Aug 26, 2016

What is a Cult ?

August 26, 2016
J. H. McKenna, Ph.D. Senior Lecturer, History of Religious Ideas, University of CA Irvine
Huffington Post

The word ‘cult’ is never benign in religious terminology as it is in the world of art, where Johnny Stonenoggin filmster extraordinaire may cult-ivate a cult following for his eccentricity in artistry. Eccentricity in religion, if recent enough, is rarely welcomed with approving nods. And when eccentricity is welcomed by followers of a novel religion, those followers never designate the new religion as a cult.  Such is the denigrating power of the word cult for religion.

Oddness in an ancient religion is no longer perceived as eccentric. No matter how implausible and bizarre a religious idea might be, if its pedigree is old, if generations are raised with that weird idea from youth, then that bizarre idea will become as believable, as commonplace, as immune to critical thought as a simple statement of fact about the color of summer grass.

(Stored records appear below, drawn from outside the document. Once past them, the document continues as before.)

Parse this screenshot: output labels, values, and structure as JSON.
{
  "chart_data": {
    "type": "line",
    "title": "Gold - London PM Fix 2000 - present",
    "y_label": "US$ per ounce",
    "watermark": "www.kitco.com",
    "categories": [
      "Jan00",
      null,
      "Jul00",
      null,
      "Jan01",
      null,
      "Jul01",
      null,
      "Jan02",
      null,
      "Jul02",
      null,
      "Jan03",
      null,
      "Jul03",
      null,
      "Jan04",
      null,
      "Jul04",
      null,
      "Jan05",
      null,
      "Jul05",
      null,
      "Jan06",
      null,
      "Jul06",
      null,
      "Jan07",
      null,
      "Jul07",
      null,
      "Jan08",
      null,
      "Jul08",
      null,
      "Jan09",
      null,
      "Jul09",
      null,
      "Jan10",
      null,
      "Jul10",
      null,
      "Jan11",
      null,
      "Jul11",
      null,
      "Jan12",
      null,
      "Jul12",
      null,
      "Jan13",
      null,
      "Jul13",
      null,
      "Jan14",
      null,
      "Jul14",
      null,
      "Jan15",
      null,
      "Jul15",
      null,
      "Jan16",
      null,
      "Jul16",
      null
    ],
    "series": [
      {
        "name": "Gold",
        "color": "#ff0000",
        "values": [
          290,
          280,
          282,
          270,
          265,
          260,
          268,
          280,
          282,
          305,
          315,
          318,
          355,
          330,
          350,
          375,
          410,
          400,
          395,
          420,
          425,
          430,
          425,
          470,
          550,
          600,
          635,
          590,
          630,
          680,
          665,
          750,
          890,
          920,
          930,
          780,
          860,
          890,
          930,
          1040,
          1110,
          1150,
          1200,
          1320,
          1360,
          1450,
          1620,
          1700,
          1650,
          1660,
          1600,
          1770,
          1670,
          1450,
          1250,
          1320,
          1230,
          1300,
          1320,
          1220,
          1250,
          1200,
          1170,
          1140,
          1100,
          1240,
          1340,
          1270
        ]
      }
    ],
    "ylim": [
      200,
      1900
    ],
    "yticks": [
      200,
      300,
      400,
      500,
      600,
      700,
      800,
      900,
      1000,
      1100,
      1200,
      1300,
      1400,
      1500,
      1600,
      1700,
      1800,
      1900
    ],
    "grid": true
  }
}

If the idea had been taught for a thousand years that we may inhale the actual aroma of our God through the ritual of setting clover alight, we would accept that idea and practice it without scruple.

In the late twentieth century some scholars of religion offered the phrase ‘new religions’ as a benign substitute for ‘cults.’ These scholars had grown weary of encountering a bias found in every stratum of society from nickel-plated broom pushers to copper-plated Ivy League Ph.Ds. It is a bias that may be put into bumper-sticker brevity:

Or, as old-moneyed religionists say, ‘I have a religion, you have a sect, she has a cult.’

Prejudice against idea innovation, although the common coin of all conservative religiosity, should not be found in the higher arts of intellection, said these scholars who offered the fresh and unharmful term ‘new religions.’

After some decades, ‘new religions’ caught on in higher education and doctorates were granted in the study of such things, and academic journals were established and entitled with that name. As the new term gained acceptance, there was an attending decrease in bias against novel religions among academics. However, the term ‘cult’ got mislaid in the shakeup, as all new religions were deemed as worthy as any other religion.

Hold your ponies! Aren’t some new religions harmful, hateful, distasteful, and downright wacky?  Yes. And therefore ‘cult’ is yet a needful term.

There are cults out there, and they do not deserve benign inclusion in the ‘new religions’ taxonomy. If a new religion resorts to coercion, if it invites  adoration of human personalities, if it welcomes sexual favors for its leaders, if it suggests isolation from family and friends, if it embraces money-making schemes, call a pickaxe a pickaxe: the new religion is a cult.

Trouble is, a few of the older religions sometimes meet the cult criteria. But not many people would dare to call these pickaxes pickaxes.